Although reasonable, this need/desire may not really be so important
Impossible or Unreasonable
You want your partner to make you happy; you want him to fix your anxiety; you want her to want what you want.
Some of these are not realistic or too general, and, therefore, cannot be met.
We expect that our partners will know what we need or want and we get angry when they don’t.
We are not used to having to do the hard work of articulating our needs to ourselves first, and then, figure out a good time to make the request.
We live under the wrong assumption that it is not our job to train (teach, guide) our partners.
Guessing the needs of an infant is what a nurturing parent is supposed to do. For example, when a baby cries, a good enough parent has to guess the reasons for the baby’s discomfort.

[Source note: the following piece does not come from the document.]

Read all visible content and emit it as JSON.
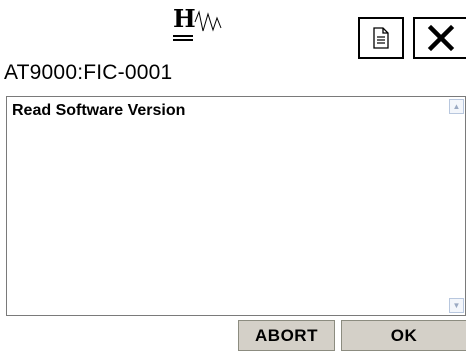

In the realm of an adult intimate relationship, this is not a reasonable expectation.
Why do we do have unmet needs?
Here are some of the reasons why we may be not very good at anticipating and articulating our own needs:
· It is easier to comply with the demands of our partners than make requests about our own.
· It is difficult to appear vulnerable
· It is risky to ask for what we want; we may get rejected
· if we had to learn the hard way to take care of our own needs when we grew up, we either never learned to ask or we managed to bury them.
· We try to avoid making our partners uncomfortable
What can we do?
Try the following experiment
1. Make a written or mental list of what makes you angry
2. Determine what need this anger may be expressing
3. Determine to which category this need/desire belongs (reasonable, unimportant, impossible or unspoken?)
4. Practice making small requests of the reasonable and unspoken kind, one at a time
The issues underlying your anger and unspoken needs are complex. They cannot be solved by packaged formulas, but recognizing and voicing your desires can help you get on the right track.